EPA has established standards designed to limit the amount of lead in ambient air. Over a three-month period, the average concentration of lead (as measured in total suspended particles) cannot be greater than 0.15 micrograms of lead per cubic meter of air (0.15 µg/m3). The National Institute for Occupational Safety and Health (NIOSH) recommends that workers not be exposed to lead levels of greater than 100 µg/m3 for up to 10 hours. Because lead can be released into the air with automobile exhaust, EPA limits the amount of lead in unleaded gasoline to 0.05 grams of lead per gallon of gasoline (0.05 g/gal). Lead emissions from automobile exhaust now contribute only marginally to lead levels in the environment. Before leaded gasoline was banned in the United States, exhaust emissions were a significant problem.

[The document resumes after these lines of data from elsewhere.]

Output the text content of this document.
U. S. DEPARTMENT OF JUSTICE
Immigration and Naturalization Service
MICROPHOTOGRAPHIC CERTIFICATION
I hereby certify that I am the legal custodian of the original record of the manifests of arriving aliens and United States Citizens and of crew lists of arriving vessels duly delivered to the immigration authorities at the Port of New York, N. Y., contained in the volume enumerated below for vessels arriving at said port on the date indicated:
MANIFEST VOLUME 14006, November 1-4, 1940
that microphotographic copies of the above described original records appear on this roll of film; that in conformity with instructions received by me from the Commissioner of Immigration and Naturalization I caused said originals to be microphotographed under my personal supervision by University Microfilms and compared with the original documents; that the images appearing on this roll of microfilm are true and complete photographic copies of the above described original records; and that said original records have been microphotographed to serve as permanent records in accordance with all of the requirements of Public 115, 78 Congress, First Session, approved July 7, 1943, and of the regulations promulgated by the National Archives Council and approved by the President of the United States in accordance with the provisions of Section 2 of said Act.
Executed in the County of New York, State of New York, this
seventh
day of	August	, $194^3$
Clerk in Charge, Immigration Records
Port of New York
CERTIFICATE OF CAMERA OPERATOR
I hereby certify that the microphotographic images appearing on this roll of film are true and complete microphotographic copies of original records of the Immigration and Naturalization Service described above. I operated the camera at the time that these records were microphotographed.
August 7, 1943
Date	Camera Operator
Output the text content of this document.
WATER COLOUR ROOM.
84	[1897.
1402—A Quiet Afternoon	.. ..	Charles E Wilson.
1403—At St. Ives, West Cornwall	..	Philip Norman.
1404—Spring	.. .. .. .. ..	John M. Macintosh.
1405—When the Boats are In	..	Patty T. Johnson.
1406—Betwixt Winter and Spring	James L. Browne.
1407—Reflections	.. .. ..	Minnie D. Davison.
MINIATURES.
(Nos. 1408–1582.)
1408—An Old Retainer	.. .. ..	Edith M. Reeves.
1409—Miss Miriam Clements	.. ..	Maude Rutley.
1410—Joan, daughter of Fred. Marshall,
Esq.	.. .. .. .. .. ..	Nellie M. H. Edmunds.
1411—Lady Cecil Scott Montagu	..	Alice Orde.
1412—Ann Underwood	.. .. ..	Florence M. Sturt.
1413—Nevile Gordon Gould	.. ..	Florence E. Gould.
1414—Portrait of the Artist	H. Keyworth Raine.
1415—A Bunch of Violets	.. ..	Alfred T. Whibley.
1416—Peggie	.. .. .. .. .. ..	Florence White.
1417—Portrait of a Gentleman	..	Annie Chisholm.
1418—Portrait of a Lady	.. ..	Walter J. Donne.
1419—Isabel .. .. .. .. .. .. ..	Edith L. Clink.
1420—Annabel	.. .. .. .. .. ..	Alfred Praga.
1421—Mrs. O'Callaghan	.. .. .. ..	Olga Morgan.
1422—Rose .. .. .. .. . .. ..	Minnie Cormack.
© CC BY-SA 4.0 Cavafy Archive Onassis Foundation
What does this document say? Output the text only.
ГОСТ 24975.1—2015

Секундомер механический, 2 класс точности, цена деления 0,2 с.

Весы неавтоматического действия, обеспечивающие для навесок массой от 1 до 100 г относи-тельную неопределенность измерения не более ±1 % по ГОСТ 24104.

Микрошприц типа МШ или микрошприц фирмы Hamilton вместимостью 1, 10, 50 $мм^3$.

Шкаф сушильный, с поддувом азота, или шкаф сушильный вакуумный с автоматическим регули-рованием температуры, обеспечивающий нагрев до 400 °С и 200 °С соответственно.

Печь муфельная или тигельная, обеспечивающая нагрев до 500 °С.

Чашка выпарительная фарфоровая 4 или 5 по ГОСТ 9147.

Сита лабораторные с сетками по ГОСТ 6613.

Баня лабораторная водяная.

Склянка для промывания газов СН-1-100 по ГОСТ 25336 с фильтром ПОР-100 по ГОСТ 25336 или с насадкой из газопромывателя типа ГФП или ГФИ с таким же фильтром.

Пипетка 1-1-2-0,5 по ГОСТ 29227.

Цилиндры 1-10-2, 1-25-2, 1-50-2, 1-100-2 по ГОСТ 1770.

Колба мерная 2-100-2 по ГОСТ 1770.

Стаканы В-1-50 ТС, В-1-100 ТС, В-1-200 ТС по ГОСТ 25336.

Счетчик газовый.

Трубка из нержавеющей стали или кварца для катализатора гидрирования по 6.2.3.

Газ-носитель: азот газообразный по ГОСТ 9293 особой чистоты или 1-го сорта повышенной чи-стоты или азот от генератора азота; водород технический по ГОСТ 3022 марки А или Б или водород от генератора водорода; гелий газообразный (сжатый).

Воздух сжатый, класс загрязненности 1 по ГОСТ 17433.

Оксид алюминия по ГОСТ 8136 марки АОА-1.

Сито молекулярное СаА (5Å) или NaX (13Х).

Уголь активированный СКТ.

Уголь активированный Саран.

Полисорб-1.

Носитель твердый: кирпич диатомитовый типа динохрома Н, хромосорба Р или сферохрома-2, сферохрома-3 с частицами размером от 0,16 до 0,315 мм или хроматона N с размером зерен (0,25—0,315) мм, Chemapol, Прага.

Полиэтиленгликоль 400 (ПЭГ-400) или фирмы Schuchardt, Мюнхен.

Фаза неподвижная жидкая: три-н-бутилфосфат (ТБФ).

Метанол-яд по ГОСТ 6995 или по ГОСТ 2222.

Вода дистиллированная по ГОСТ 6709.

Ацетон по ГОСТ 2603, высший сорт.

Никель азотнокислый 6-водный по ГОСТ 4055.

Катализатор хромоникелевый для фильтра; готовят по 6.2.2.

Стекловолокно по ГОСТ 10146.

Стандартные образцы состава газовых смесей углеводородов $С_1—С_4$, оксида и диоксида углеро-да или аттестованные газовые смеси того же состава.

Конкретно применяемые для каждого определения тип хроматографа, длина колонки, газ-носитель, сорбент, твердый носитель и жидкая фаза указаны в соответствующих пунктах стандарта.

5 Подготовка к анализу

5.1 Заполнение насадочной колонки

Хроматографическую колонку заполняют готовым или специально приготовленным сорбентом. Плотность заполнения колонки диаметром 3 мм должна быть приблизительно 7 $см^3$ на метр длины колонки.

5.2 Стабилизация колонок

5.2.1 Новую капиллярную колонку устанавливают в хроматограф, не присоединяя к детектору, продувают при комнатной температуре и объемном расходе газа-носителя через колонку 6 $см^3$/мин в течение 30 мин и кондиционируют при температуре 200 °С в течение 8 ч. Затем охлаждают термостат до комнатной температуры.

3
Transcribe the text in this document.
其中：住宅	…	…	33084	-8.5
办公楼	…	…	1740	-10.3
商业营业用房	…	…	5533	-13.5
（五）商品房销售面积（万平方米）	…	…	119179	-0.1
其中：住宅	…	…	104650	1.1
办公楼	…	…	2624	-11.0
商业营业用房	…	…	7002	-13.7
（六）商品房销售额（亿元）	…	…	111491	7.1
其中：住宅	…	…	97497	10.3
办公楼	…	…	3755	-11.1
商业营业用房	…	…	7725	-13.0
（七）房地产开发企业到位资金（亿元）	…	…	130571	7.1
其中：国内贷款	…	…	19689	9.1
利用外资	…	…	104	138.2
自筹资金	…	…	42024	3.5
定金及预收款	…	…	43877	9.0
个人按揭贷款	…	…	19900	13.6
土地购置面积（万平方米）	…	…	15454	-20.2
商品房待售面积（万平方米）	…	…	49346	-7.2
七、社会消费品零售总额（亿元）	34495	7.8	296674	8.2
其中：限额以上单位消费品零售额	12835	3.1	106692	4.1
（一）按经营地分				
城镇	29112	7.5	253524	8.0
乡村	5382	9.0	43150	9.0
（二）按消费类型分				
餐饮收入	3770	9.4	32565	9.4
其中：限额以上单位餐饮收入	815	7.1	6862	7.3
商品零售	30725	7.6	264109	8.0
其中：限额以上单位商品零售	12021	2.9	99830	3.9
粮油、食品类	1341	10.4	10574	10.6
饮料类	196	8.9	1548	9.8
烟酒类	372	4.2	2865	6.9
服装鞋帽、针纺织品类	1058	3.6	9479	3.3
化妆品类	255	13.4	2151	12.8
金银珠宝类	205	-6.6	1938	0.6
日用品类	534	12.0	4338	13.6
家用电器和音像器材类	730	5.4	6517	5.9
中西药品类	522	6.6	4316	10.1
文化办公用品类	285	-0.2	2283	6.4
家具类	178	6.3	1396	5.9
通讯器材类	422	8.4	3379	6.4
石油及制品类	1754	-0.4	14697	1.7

Lead emitted from past burning of leaded fuel is still present in the environment today.
- Consumer Product Safety Commission (CPSC)
- National Institute for Occupational Safety and Health (NIOSH)
Chaney, R.L. et al. 1984. The potential for heavy metal exposure from urban gardens and soils, pp. 37-84. In: J.R. Preer ed. Proceedings of the symposium on heavy metals in urban gardens. Agricultural Experiment Station, University of the District of Columbia, Washington.
National Research Council. 1980. Lead in the human environment. Washington, DC: National Academy of Sciences. Report Number PB-82-117136. OSTI Identifier: 5455381; ISBN No. 0309030218.
Reagan, P.L. & E.K. Silbergeld. 1989. Establishing a health based standard for lead in residential soils. In: Hemphill and Cothern, eds. Trace substances in environmental health, supplement to Volume 12, (1990) of Environmental Geochemistry and Health.
Schacklette, H.T., and Boerngen, J.G., Element Concentrations in Soils and Other Surficial Materials of the Conterminous United States, U.S. Geological Survey Professional Paper; 1270, 1984.
U.S. EPA. Air Quality Criteria for Lead (2006) Final Report. U.S. Environmental Protection Agency, Washington, D.C., EPA/600/R-05/144aF-bF, 2006.